Can the Ravens afford to draft Dorial Green-Beckham? Can they afford NOT to?
What if I told you the next Calvin Johnson were available in this year’s draft?
A receiver so imposing, such a mismatch, that even the tallest cornerbacks are unable to affect change. Would you use the No. 26 overall pick? Trade into the top-10? Top-5?
What if there was a caveat?
What if this receiver was potentially not the next Calvin Johnson, but the next Josh Gordon? All the skills in the world, however perpetually toeing (and crossing) the line between active and suspended. Brilliance on hold.
Herein lies the Ravens’ conundrum in evaluating former Missouri, and never-really Oklahoma wide receiver Dorial Green-Beckham.
Green-Beckham – or DGB – is listed at 6-foot-6, 225-pounds on the Sooners’ website, and while those numbers are often exaggerated, there is no doubt that Beckham is at least 6-foot-5.
Coming out of Georgia Tech, it wasn’t only the size/frame that separated Megatron and made him the dangerous weapon at wide receiver (and premium pro prospect), it was his uncanny combination of athleticism, ball skills and speed to accompany that frame.
This is where Green-Beckham (like similarly physically elite wide receivers – Johnson, A.J. Green, Dez Bryant, Josh Gordon, Demaryius Thomas) is most spectacular.
In high school, Green-Beckham was dominant in everything he did – his senior season at Hillcrest High School in Springfield, Mo., he recorded 119 receptions for 2,233 yards and 24 touchdowns. Until 2013, he held the all-time high school receiving record after amassing over 6,000(!) yards in his career and scoring 75(!) touchdowns.
Like many elite skill-position prospects, Green-Beckham played basketball and ran track and field outside of the fall season. On the hardwood, there was at the very least mild entertainment towards the idea of DGB lacing up for the Mizzou hoops team. In track and field, Green-Beckham ran a personal best 100-meter dash of 10.59, as well as posting a long jump that was just about a foot-and-a-half less than the world record set in 1901.

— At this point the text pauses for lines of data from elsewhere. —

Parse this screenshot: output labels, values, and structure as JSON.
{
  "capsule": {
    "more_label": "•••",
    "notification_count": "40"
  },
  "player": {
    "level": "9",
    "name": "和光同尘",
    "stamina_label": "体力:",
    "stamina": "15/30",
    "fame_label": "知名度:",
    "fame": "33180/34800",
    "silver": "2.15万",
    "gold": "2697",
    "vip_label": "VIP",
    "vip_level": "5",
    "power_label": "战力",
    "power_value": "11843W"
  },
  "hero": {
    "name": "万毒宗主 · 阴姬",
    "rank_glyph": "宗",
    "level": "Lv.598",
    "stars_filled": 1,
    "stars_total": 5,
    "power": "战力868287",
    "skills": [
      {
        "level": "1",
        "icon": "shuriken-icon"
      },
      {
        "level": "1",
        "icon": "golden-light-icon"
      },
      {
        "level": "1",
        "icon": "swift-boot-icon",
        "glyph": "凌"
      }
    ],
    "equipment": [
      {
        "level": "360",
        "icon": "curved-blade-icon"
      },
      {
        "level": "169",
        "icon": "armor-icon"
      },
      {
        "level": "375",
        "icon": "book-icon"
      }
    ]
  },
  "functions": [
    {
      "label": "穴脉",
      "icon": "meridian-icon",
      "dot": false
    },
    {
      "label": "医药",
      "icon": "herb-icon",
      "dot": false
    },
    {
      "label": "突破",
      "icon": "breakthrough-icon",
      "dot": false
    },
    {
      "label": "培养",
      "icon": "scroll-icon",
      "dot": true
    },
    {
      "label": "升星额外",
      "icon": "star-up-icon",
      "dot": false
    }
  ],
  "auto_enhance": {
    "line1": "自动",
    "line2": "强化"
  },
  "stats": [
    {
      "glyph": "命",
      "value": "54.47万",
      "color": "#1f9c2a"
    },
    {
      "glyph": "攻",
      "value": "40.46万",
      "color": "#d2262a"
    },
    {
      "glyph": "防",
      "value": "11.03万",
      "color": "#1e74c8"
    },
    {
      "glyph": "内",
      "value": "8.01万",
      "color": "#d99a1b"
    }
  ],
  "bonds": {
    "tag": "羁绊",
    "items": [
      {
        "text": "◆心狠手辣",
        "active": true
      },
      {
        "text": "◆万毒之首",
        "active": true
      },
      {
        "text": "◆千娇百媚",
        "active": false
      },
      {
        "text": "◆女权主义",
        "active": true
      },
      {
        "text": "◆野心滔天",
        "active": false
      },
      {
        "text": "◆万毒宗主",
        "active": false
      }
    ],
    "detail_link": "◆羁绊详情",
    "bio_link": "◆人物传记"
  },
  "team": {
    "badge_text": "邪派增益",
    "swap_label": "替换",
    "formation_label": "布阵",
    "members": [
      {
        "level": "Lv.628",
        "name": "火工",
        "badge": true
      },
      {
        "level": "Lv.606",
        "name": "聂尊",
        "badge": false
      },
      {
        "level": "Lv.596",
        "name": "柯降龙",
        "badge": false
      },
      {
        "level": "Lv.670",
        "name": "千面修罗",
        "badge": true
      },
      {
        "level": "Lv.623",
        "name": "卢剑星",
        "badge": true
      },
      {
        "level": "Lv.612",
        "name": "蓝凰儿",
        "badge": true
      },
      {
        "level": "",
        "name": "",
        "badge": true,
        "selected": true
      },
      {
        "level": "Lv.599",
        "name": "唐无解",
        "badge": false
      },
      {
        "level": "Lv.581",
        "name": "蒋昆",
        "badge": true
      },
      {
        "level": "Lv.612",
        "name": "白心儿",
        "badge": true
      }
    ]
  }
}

He’s a freak of an athlete – you get the idea.
Green-Beckham’s back-story merits telling.
Bouncing around foster homes, he was adopted in 2010 by the family he had been living with since 2005 – John and Tracy Beckham. John just so happened to be a football coach, and had ascended to head coach in 2008, when Dorial was an eighth grader.
“There’s not a lot of 6-foot-6 receivers out there; there’s a few, but not a ton,” John Beckham says. “He runs really well. The 40 time—I don’t know how accurate our times are—we’ve clocked him at 4.37 seconds, but he’s a 100-meter champion in the state of Missouri (and has an) electronically timed 10.5 100. For a guy his size, he can really control his body, and he can turn like a pro on the ball.”
With his immense talent came the obligatory spotlight, and naturally, Green-Beckham was the most coveted player in the class of 2012 – a unanimous five-star recruit.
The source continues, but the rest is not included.